Einig Kartoffelland: In deutschen Filmen wird unbeholfen ethnisiert. Macht Detlev Buck es mit seinen „Asphaltgorillas“ vielleicht besser?

          Der Traum vom schnellen Geld sucht in Deutschland schon seit geraumer Zeit nach einer neuen Heimat. 2002 vertrieb die Krise der New Economy die Zocker von den Börsen. Mit dem „Entwickeln“ von Immobilien kann man heute zwar hübsche Profite machen, das Metier eignet sich aber kaum für berauschende Geschichten. Und was ist mit Klassikern wie dem Handel mit illegalen Substanzen? Da hört man eigentlich nur von kleinen Deals am Görlitzer Park in Berlin, auch da sucht man vergeblich nach dem Glamour der Gefahr, den Wölfe an der Wall Street oder Pusher in Miami zumindest auf die Film- und Serienbranche ausstrahlen. Man könnte auch sagen: der Traum vom schnellen Geld ist etwas für kleine Fische geworden. Wer richtig Geld hat und haben will, denkt eher in epischen Dimensionen, enteignet heimlich Volkswirtschaften und hebelt mit dem Geld dann Pensionshoffnungen aus.

          Die beiden Schmalspurhustler Frank und Atris in der Kurzgeschichte „Der Schlüssel“ aus dem Erzählband „Schuld“ von Ferdinand von Schirach sind deswegen von Beginn an unzeitgemäße Figuren. Sie suchen nach einer Nische im Erwerbsleben, nach einer Hintertür zur Dekadenz, und Atris ist dabei eigentlich ein so guter Kerl, dass er zuerst einmal seiner Mutter eine neue Küche kaufen würde, „mit dem Doppelherd, die er in einer der Hochglanzzeitschriften bei Frank gesehen hatte“.

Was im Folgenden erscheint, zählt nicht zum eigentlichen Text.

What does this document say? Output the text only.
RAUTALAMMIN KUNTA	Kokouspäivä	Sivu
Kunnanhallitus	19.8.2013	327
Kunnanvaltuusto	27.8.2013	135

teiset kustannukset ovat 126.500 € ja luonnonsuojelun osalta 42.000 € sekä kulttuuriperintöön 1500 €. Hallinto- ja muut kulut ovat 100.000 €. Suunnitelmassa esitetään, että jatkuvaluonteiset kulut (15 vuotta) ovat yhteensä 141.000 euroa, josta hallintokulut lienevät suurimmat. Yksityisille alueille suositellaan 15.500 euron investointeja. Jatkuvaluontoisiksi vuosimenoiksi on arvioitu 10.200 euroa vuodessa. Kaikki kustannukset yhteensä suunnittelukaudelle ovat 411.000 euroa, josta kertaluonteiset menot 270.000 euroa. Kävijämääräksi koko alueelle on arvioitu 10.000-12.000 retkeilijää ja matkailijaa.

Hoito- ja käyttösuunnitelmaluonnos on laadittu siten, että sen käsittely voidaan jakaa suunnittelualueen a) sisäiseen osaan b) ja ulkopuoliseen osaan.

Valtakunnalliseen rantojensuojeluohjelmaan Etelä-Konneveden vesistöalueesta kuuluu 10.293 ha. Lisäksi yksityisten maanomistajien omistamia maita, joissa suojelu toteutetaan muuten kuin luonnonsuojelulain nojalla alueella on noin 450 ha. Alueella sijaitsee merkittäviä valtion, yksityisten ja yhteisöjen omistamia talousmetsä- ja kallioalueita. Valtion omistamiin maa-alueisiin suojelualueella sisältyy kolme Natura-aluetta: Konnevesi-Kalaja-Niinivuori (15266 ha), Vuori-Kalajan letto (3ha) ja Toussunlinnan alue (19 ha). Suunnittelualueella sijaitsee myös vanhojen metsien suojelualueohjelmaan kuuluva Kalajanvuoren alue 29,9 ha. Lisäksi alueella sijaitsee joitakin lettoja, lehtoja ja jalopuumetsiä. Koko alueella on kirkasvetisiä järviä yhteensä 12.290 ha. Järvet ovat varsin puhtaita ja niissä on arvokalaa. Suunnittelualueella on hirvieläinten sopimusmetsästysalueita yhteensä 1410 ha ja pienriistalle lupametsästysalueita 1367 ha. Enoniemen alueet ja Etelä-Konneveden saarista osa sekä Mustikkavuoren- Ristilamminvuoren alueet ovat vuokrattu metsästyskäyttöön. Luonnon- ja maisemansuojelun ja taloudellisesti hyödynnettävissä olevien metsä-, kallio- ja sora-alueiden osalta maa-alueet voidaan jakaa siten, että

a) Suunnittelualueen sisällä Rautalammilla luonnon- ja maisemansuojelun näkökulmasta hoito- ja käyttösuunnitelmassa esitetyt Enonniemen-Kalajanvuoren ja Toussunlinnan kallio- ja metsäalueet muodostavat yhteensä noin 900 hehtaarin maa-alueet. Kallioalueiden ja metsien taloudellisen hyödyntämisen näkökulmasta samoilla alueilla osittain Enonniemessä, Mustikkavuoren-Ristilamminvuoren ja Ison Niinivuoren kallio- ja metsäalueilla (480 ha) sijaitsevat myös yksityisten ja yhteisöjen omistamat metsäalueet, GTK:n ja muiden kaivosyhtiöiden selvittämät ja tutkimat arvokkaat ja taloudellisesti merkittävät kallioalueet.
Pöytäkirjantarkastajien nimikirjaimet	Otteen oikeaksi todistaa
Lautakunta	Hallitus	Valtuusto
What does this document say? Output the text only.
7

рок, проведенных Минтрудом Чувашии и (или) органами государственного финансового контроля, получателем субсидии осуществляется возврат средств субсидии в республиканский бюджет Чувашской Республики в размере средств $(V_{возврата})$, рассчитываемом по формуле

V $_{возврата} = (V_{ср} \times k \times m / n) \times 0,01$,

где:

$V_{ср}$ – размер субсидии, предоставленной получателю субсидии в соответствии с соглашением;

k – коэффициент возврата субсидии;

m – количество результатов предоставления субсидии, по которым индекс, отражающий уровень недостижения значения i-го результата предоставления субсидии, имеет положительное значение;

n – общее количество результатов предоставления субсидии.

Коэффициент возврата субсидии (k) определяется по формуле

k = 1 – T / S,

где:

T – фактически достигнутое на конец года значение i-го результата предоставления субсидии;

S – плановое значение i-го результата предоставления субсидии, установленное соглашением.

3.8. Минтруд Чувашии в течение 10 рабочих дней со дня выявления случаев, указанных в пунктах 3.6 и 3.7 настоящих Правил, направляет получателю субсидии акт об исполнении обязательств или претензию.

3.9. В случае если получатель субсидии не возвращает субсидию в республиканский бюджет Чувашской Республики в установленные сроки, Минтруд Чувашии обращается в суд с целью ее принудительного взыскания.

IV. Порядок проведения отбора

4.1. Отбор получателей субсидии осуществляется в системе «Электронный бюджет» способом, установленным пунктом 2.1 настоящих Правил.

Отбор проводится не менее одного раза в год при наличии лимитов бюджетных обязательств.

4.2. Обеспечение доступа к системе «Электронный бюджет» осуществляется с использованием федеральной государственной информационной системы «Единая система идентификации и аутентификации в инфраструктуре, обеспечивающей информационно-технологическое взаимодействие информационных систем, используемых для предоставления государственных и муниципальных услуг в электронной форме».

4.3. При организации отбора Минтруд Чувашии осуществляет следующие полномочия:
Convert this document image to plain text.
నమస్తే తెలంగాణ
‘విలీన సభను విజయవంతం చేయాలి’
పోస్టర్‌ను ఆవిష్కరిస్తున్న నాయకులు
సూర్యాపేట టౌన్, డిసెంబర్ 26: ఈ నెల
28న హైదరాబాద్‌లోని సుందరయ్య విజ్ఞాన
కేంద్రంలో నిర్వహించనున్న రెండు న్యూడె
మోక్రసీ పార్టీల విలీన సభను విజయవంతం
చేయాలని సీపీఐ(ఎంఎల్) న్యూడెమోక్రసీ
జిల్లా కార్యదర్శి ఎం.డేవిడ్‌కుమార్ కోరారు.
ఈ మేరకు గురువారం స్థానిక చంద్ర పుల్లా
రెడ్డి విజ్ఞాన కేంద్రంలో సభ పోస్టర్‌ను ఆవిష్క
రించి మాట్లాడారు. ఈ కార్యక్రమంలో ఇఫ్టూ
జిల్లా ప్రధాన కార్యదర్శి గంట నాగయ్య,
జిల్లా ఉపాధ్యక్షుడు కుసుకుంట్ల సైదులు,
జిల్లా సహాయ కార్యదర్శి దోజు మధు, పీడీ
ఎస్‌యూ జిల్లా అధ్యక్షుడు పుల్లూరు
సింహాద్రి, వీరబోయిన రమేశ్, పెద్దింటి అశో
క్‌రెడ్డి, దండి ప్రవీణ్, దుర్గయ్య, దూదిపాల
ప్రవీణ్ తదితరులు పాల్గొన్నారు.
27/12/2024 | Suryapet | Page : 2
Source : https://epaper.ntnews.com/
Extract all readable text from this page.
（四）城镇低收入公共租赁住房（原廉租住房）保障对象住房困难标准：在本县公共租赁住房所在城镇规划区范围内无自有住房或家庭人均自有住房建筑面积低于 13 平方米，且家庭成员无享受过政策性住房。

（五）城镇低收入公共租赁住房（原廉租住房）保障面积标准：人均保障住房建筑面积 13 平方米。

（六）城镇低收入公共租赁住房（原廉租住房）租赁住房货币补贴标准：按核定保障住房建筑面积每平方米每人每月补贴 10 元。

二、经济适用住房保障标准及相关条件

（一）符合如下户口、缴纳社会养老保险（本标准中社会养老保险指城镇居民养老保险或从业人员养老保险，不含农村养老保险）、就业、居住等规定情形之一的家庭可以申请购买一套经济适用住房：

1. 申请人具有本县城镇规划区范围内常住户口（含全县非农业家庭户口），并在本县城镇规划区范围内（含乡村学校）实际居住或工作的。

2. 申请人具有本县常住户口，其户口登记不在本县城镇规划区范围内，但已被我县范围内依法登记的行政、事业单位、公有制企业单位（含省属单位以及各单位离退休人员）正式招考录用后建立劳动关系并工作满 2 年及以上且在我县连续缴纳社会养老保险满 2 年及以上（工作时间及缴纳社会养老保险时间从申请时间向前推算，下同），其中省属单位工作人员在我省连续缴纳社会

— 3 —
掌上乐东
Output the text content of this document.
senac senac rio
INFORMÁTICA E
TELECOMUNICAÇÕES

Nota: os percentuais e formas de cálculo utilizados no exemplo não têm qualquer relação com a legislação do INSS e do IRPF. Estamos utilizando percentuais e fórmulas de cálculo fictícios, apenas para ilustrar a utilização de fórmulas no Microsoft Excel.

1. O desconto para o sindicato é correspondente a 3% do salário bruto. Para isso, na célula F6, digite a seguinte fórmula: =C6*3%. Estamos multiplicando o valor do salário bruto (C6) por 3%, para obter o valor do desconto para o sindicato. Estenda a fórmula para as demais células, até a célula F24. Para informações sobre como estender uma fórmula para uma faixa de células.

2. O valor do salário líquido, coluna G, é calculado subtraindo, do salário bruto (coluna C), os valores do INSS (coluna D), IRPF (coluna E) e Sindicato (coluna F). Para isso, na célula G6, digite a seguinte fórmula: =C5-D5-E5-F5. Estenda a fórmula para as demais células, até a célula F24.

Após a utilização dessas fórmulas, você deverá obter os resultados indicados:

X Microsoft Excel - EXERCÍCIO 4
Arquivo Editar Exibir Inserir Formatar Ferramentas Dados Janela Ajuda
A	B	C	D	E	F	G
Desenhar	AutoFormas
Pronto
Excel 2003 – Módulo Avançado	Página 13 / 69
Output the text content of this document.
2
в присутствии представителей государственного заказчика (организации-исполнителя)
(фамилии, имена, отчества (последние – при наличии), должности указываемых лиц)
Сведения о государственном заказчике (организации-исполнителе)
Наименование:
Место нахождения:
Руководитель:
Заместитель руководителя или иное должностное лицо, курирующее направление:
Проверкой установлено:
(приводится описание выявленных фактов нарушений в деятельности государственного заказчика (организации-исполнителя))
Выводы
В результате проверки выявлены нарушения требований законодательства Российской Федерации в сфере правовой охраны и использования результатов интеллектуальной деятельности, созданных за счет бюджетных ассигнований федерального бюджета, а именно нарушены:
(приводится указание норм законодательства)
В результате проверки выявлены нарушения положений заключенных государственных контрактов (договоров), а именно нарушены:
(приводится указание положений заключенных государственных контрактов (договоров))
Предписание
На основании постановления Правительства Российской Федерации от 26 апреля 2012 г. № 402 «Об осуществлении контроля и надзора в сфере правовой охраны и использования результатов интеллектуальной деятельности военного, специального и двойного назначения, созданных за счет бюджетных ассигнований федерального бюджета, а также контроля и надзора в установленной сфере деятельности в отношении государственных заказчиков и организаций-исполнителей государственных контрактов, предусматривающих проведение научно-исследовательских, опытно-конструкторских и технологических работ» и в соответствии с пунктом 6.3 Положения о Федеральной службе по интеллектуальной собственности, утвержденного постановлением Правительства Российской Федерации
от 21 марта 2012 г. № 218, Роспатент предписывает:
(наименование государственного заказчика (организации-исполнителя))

          Die Koordinaten für den Coup von Frank und Atris sind schnell markiert: ein Russe, ein paar libanesische Kurden, eine Fahrt nach Amsterdam, eine Ladung Designerdrogen, ein Schließfach in Berlin und dazu dann eben der Schlüssel, der dummerweise im Körperinneren einer Dogge verlorengeht. Das Mittel, das Abhilfe schaffen soll, heißt Animalax. Man meint förmlich, das Gelächter vom bürgerlichen Charlottenburg bis ins dreckige Kreuzberg herüberschallen zu hören, mit dem Ferdinand von Schirach diesen Namen hingeschrieben haben muss. Doch die Pille gibt es wirklich. Pferdedoping und andere Designerdrogen sind dagegen wahrscheinlich eine milde Gabe.

          Auf wenigen Seiten hat Ferdinand von Schirach in „Der Schlüssel“ eine soziale Geographie des neuen Berlins skizziert, die Detlev Buck jetzt verfilmt hat. „Asphaltgorillas“ wirkt zuerst einmal ein bisschen wie Malen nach Zahlen. In diesem Fall nach Jahreszahlen, denn eine Wohnung am Ku’damm, die in den nuller Jahren gerade noch als Statussymbol durchgegangen sein mag, wäre heute veraltet. Der Russe lebt bei Buck also an der Spree, dort, wo die Berliner Stadtverwaltung einen Gürtel für das globale Kapital geschaffen hat, das sich am Wasser an einer Simulation von Londoner Zuständen versucht. Und der röhrende italienische Sportwagen hat auch in der Filmversion einen Namen, der auf i endet, heißt aber anders, was auch mit Produktplazierung zu tun haben könnte.

          Die Kartoffel und der Kanake

          Richtig interessant an der sozialen Geographie von Schirach ist aber, dass sie auch eine starke nationale und ethnische Komponente hat. Frank und Atris sind als Buddies schon zwei Seiten einer Medaille, die man ohne weiteres als Einwanderungsdeutschland bezeichnen könnte. Frank ist einer von hier, wirkt dabei aber ziemlich unauthentisch. Atris bekommt von der Familie ständig Heiratskandidatinnen vorgestellt, verliebt sich aber in eine Marie. In einem Jargon, der kürzlich vom „Spiegel“ auf das Innenleben der Mannschaft (früher bekannt als „La Mannschaft“) projiziert wurde, wäre Frank eine „Kartoffel“ und Atris ein „Kanake“. Wobei Frank eher wirkt wie eine Designerkartoffel und Atris wie der Julian Draxler der Kanaken, also derjenige, der in die andere Richtung will. Goldketten oder goldene Unterhosen, die Uniform der Kanaken, trägt er jedenfalls nicht.